Eylül ayının ikinci haftası 10x10 bir tablo hazırlayıp sınıfa bıraktım. Etkinlik kâğıtlarının arasında verdim ve nasıl çözümleyeceklerine baktım. ( Bu tabloda herhangi bir dört işlem işareti yoktu ve 0 satır ve sütunu eklenmemişti. ) Bu çalışma pek ilgilerini çekmedi ve diğer çalışma kâğıtları üzerinde çalışmaya devam ettiler.

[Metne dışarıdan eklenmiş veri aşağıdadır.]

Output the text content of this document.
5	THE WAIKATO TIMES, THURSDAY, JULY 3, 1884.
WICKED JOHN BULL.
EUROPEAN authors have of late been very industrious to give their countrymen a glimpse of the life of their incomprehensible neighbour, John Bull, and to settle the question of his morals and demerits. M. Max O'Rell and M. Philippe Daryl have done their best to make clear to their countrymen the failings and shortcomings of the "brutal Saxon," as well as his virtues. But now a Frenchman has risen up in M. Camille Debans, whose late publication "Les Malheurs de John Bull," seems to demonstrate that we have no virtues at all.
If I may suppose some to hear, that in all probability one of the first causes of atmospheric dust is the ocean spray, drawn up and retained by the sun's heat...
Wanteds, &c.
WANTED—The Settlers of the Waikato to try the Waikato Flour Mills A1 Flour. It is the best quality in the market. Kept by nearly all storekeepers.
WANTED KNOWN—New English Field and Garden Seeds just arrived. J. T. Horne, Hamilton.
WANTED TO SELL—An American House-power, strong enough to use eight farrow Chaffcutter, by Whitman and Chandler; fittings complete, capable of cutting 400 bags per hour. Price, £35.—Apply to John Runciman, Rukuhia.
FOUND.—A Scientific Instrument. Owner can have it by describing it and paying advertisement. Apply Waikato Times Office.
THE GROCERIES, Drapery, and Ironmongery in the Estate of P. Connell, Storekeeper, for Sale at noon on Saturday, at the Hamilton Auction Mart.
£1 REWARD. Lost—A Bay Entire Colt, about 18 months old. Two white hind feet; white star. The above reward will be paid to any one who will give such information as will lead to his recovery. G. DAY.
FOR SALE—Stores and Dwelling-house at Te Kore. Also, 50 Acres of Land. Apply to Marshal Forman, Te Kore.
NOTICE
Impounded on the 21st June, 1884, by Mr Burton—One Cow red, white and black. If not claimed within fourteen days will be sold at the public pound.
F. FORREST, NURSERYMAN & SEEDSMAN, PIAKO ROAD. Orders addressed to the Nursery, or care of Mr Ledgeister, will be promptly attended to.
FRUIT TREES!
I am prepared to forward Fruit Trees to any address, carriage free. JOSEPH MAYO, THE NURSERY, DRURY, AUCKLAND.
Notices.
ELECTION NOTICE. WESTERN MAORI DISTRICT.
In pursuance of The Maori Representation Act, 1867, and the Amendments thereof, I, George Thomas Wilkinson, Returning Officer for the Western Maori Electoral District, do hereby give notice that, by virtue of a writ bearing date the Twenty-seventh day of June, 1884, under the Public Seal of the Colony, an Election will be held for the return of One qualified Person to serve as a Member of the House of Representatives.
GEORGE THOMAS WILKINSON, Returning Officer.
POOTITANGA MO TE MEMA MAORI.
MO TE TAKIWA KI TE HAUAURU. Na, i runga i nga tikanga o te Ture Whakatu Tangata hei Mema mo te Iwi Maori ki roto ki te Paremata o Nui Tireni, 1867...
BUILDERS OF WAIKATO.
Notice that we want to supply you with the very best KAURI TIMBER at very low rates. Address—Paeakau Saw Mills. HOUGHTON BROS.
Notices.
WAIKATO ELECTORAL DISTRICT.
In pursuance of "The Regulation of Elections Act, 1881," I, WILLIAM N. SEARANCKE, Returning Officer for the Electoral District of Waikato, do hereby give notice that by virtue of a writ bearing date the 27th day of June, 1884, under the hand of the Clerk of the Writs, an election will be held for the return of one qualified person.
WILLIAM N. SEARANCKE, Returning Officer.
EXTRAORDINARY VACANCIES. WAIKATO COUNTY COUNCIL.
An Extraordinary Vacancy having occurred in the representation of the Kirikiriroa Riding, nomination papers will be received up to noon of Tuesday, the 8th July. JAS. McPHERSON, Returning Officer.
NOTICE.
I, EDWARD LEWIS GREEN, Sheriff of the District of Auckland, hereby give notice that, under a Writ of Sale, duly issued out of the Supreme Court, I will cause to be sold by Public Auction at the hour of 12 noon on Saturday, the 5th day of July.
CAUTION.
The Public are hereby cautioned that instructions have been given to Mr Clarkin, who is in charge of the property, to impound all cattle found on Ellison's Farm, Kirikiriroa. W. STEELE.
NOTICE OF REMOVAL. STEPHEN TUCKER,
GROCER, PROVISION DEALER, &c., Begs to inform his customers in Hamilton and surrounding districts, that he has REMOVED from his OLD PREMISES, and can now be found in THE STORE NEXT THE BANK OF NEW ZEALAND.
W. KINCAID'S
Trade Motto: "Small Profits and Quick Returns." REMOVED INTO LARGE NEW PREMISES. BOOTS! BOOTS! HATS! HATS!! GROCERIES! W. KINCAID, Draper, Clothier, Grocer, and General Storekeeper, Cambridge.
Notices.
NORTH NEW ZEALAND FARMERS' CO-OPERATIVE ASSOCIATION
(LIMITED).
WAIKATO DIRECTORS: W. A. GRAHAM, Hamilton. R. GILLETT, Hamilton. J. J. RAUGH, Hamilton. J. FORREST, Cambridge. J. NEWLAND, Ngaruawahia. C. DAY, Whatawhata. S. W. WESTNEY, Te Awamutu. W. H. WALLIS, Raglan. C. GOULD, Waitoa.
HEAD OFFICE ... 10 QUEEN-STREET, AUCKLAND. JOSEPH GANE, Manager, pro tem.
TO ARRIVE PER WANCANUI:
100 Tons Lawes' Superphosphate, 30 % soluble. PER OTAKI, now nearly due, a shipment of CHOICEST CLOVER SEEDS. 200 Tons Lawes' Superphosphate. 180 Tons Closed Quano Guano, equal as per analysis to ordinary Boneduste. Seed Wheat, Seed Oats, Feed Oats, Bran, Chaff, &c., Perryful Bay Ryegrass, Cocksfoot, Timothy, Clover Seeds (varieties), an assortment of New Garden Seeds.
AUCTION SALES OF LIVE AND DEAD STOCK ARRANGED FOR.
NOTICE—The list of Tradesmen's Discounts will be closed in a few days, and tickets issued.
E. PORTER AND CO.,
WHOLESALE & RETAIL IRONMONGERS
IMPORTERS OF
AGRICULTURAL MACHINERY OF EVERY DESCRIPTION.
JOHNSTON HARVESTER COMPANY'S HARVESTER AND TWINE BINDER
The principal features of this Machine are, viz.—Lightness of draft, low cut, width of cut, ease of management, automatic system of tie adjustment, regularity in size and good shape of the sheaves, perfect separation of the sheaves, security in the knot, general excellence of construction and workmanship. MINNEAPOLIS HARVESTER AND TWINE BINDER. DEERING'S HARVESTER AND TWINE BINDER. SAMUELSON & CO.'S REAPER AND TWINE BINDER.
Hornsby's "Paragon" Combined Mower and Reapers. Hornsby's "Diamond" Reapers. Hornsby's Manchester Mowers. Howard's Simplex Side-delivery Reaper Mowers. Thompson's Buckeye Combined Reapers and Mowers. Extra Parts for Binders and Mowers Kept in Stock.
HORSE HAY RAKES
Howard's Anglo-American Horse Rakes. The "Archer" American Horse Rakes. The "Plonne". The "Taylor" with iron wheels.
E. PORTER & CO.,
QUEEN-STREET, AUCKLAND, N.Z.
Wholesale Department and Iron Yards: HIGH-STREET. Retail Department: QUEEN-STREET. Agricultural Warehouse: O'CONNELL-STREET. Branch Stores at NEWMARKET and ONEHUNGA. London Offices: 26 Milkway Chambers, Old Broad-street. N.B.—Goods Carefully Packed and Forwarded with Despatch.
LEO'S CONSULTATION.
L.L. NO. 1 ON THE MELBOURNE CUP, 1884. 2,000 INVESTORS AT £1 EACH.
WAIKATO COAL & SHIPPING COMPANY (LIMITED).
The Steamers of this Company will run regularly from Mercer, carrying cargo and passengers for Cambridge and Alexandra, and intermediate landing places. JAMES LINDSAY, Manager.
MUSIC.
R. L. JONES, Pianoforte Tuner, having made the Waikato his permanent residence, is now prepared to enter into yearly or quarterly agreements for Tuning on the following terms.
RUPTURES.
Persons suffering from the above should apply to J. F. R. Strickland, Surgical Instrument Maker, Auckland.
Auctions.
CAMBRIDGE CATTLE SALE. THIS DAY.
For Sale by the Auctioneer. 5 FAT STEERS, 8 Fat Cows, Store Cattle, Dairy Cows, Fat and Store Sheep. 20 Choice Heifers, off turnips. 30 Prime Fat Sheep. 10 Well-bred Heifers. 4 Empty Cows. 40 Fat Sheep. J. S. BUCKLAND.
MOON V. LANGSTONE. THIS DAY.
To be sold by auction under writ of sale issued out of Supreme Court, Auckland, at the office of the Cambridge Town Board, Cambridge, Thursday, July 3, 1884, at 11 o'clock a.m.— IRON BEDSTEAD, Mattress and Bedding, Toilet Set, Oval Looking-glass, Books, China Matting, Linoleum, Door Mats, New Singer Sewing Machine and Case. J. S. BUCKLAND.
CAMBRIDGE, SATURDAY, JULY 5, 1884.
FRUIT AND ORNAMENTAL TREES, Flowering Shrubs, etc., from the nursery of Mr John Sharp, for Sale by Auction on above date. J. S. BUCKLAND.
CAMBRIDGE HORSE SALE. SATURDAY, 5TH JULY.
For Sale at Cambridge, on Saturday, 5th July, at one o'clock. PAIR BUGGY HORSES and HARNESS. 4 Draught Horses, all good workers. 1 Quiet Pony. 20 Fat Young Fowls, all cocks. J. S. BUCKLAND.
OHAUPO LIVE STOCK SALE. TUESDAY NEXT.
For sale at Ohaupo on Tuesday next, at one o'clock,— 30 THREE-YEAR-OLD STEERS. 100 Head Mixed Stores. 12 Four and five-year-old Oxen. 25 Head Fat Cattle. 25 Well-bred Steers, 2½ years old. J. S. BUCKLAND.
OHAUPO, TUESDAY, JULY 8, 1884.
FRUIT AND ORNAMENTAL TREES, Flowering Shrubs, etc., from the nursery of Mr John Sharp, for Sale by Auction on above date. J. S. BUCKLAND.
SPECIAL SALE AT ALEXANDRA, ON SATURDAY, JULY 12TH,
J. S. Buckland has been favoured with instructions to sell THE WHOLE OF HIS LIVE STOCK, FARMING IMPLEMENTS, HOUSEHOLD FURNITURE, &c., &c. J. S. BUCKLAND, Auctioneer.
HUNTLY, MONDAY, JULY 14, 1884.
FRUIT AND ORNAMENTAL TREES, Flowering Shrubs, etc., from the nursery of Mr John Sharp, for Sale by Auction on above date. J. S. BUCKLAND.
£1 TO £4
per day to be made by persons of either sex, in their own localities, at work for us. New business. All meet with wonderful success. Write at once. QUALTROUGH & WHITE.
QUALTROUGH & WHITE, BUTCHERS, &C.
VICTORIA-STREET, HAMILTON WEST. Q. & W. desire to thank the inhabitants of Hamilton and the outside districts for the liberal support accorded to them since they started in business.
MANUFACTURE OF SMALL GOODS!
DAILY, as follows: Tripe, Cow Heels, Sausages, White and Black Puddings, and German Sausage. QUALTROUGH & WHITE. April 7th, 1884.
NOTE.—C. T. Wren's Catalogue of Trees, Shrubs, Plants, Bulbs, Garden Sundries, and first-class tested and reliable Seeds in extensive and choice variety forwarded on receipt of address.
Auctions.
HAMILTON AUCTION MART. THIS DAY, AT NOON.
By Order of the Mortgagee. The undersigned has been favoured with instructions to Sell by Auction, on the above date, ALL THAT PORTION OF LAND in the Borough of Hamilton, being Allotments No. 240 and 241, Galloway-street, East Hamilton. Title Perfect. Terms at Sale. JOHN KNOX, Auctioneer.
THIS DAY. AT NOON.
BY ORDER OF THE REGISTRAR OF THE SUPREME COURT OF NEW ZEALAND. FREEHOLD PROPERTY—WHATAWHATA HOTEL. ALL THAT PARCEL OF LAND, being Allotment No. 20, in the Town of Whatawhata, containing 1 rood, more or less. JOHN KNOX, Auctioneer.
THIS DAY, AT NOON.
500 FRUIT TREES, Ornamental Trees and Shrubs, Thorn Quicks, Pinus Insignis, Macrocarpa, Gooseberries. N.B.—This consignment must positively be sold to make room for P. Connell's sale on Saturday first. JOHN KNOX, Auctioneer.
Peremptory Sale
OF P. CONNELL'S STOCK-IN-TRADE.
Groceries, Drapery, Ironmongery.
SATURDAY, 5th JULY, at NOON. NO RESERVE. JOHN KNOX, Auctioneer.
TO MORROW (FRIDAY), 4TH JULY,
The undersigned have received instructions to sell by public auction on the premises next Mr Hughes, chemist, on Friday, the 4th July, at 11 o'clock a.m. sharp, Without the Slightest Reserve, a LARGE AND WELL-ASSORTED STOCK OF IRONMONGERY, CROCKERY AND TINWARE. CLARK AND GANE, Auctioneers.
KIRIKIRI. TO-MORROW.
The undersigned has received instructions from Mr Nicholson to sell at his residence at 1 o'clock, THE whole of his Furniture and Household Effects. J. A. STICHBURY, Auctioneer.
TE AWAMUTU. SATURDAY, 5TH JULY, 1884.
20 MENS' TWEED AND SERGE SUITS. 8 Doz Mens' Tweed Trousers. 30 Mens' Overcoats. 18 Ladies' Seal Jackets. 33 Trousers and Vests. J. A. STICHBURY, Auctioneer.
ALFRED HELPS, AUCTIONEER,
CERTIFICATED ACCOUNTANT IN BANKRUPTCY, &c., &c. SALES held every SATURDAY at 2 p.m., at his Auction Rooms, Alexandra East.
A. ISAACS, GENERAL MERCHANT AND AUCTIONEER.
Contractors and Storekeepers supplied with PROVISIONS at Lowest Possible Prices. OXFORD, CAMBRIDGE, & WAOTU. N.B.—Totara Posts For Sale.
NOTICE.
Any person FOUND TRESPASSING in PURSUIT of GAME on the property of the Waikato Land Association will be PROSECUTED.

10 Ekimde bu tabloya 0( sıfır) sayı ve sütununu ekleyerek 12’lere kadar yapıp tekrar verdim. ( Sıfırı eklemememin sebebi, yutan eleman olduğunu fark ederlerse tabloyu incelemeden çarpım işlemi için kullanacaklarını biliyor olacaklarını düşündüm. Detayları incelemeleri ve aradaki bağı kendilerinin kurmasını ve nasıl çalışacaklarını görmek istediğim için bu şekilde yaptım.) Herkes elindeki kâğıtları inceledi ve nasıl kullanacaklarını ve çarpmaya ait olduğunu söylediler. Bu oldukça kısa sürdü. Daha sonra benim sorduğum basit çarpma işlemlerini tablodan bularak yanıtlayıp defterlerine sağlamalarını yaptılar. Ben tablo dışından bir işlem sorduğumda bakıp bulamadılar ve İdil “ Bence bizde bundan yapalım sınıfa” dedi ve diğerleri bu fikri destekleyince sınıfa bir çarpım tablosu hazırlamaya karar verdiler. Bu sırada Güneş kağıdı incelemiş ve "Bakın bakın bişey buldum. Bu böyle böyle iniyor. 3 6 9 gördünüz mü?"
Yankı: Kaça kadar olucak?
Derin: Yüze kadar.
Derin su: O zaman kâğıt yetmez.
Güz: Yapıştırırız.
Böylece 100’lere kadar çarpım tablosu yapmaya karar verdiler. ( Muhtemelen sadece yüze kadar yazacaklarını düşündükleri için bu onlara basit geldi ve 100’lere kadar çarparak yazacaklarını henüz fark etmediler. )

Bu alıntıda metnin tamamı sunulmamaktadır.